Another consequence of streaming has been that labels are beginning to make money again – the music industry recently reported its biggest percentage revenue gain since 1998 – which means the industry may be willing to support and promote a wider variety of singing styles. There is evidence of this in the rise of Ty Dolla $ign, who has become a go-to featured vocalist for Top 40 artists even while sounding like a rogue member of a 1990s vocal group. (His appearance with Jacquees and Quavo on the “B.E.D.” remix also hints at exciting ensemble possibilities.) Radio One’s Tyner points to the success of SZA as a possible indicator of shifting currents. “She has two songs on most of our stations in top rotation,” he says. “That’s a change.”
Motown’s Lewis sees signs of strength in the fact that Bryson Tiller‘s “Don’t” and Khalid’s “Location” both enjoyed mainstream play in the last 18 months. “That makes me think we’re starting to go back to where a song by a black artist that is an R&B song, whatever that means in the 2020s, can be part of the pop landscape,” he says.
For years, rappers offered a tougher alternative to singers, but now they have become so melody-focused that R&B singers, given resources and label support, may be poised to mount a counterattack. “As hip-hop grew, it got on the radio on the back of R&B,” Lewis says. And now singers have been piggybacking on hip-hop to get R&B on radio again, using a rapper’s cadence and rap beats to clear the way for a record like Khalid’s.
Since voices like Khalid’s are traditionally the type that get relegated to Urban AC regardless of a performer’s age, his success provides yet another demonstration for labels and programmers that rugged singing tones can connect with a wide listenership. “All too often, the industry thinks that turning on one faucet means turning off another,” acknowledges Mike Caren, CEO of Artist Partners Group and Creative Officer, Warner Music Group. “There can be lots of different streams of styles, and people will appreciate them all if they’re exposed to them and they’re good.”
For all R&B singers, but especially those with rougher or deeper voices, the quality has not flagged, but the mechanisms of exposure remain fickle. “It’s still far from being good enough in terms of the diversity of R&B singers,” Kelly says. “There’s another kind of voice that both men and women want to hear. It can be mainstream. It should be mainstream.”

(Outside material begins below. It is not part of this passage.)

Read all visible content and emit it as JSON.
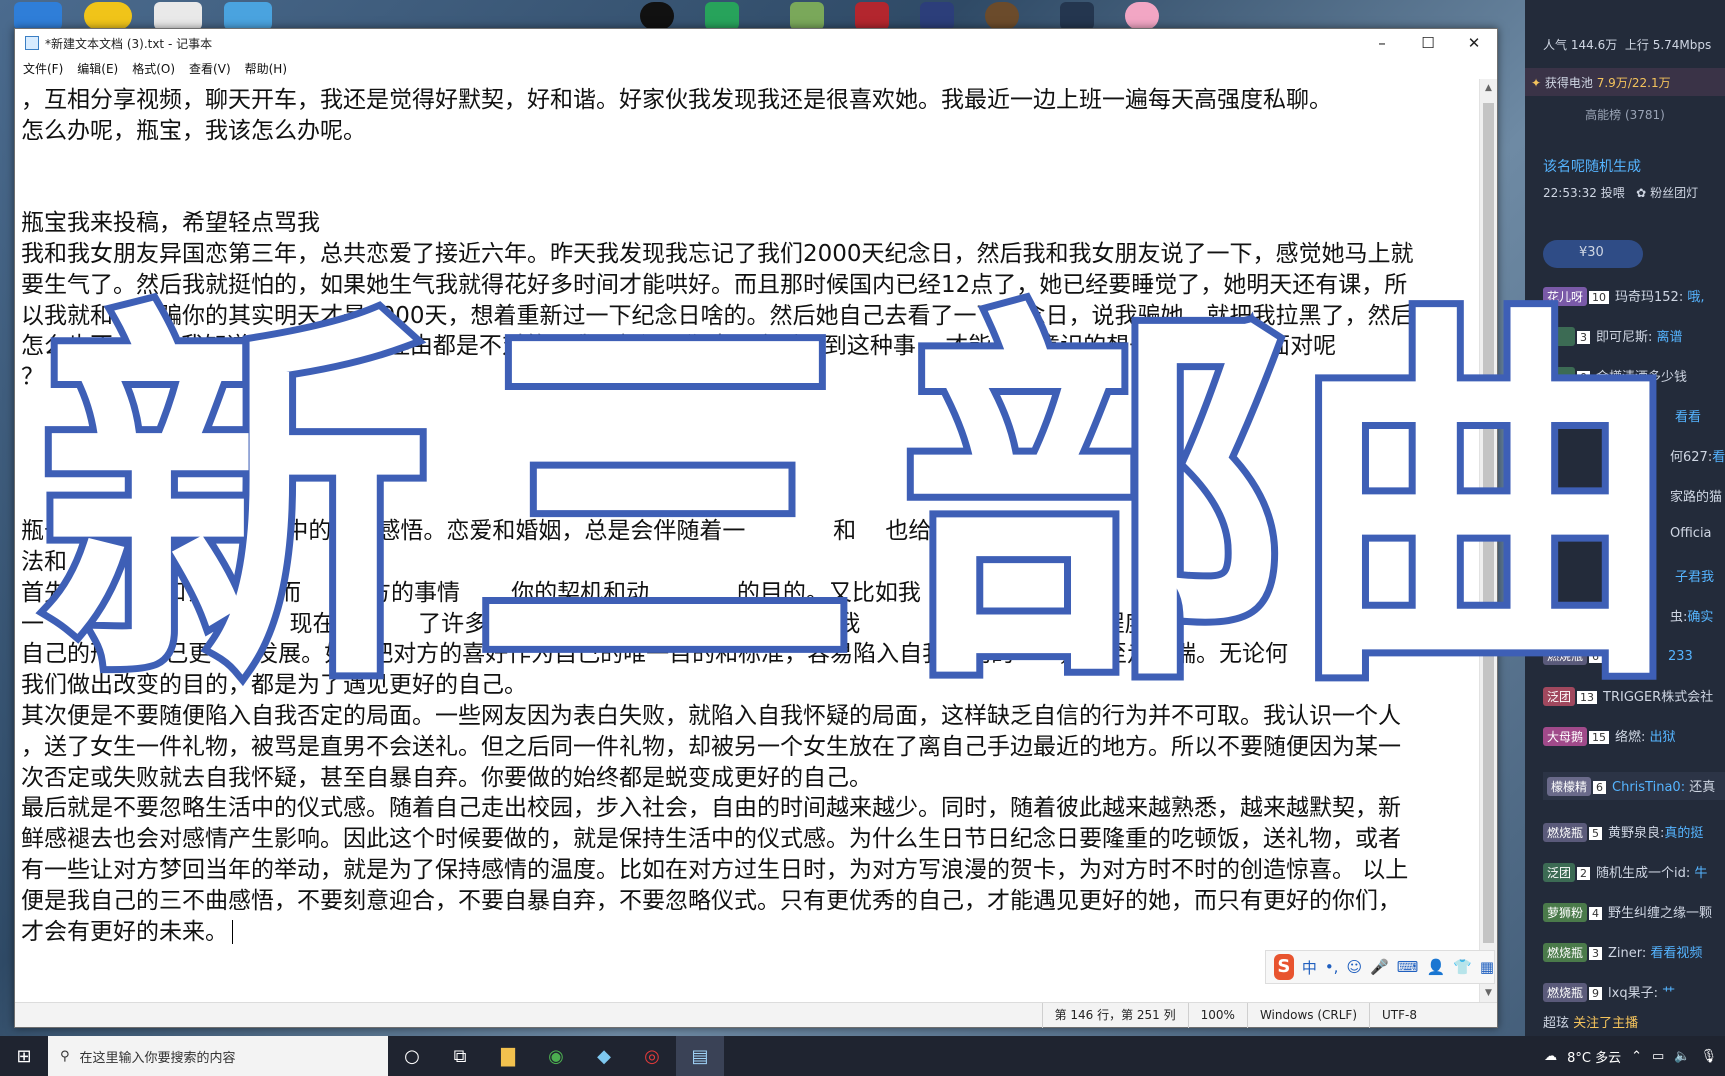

* Thanks to Peter Edge, Chairman and CEO, RCA Records; Kevin Liles, CEO and Co-Founder, 300 Entertainment; Ryan Press, SVP & Co-Head of A&R, Warner/Chappell; Jeff Ramsey, Associate Professor of Voice at Berklee College of Music; Terri Thomas, Operations Manager and Program Director, KMJQ and KBXX Houston; Tamela Mann; Ledisi; and Salaam Remi, who also spoke for this story.
** The five singers to cross over were Beyoncé, Tory Lanez, the Weeknd, John Legend and PartyNextDoor. Rihanna gets major support at pop radio, so she is not considered an R&B artist for these purposes; Drake is counted as a rapper. Even if you chose to count both those artists as R&B singers, the number of crossover singles from singers has still fallen from 26 to 11.
*** Bruno Mars is discounted here, since his songs start at pop radio and then move to mainstream R&B/hip-hop radio.